As we begin the school year, Washington, DC’s approach to personalized learning programs is one to watch. Back in May, the DC State Board of Education (DC SBOE) unanimously passed recommendations from its High School Graduation Task Force — one of which was to implement a personalized learning plan for each public-school student in the District.
Here’s what DC SBOE recommended: Through the PLP rollout, practitioners would continuously monitor student achievement as they progress toward being on track to graduate with their peers. Periodic checkpoints would ensure that this progress is being monitored — at the very least between 2nd and 4th grade (while students are shifting from “learning to read” to “reading to learn”), at the end of 5th grade (marking the transition to middle school), and the end of 8th grade (marking the transition to high school).
But what’s especially interesting about this plan is that DC SBOE’s recommendations also include roles for all stakeholders — even those outside of the school environment.
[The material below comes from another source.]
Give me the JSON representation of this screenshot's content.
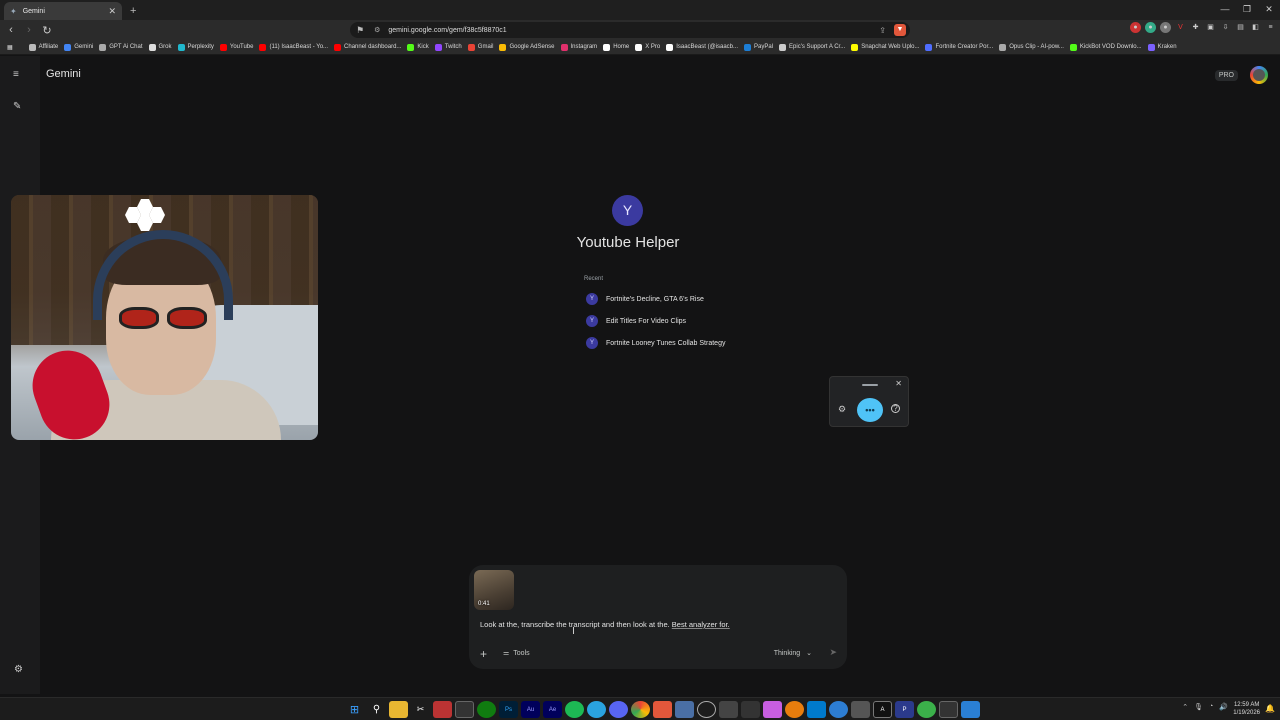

Caregivers will be encouraged to contribute home-based interventions to PLP plans, and counselors and caregivers may audit students’ social-emotional learning — all while educators continue to measure student preparedness and readiness with grade level math and reading benchmarks. These efforts will not dispose of individualized education programs (IEP), but rather serve as an addition to the information received about IEP students and bolster achievement of general education students.
Why does this matter? Ultimately, DC’s recommendations will ensure that personalized learning programs unite caregivers and educators — operating from the same page with longitudinal data — to support and help hold students accountable in their academic journeys. When the right people have access to timely and appropriate data, students can succeed.
In partnership with the Office of State Superintendent of Education (OSSE), DC SBOE plans on launching the personalized learning pilot program in 2019–2020 with expansion in years to come. With 17 states identifying personalizing learning as integral to their vision in ESSA plans¹, we can only expect for PLP models — like we are seeing in the nation’s capital — to emerge and lead to continuous improvement and growth for kids, just as I saw in my former student.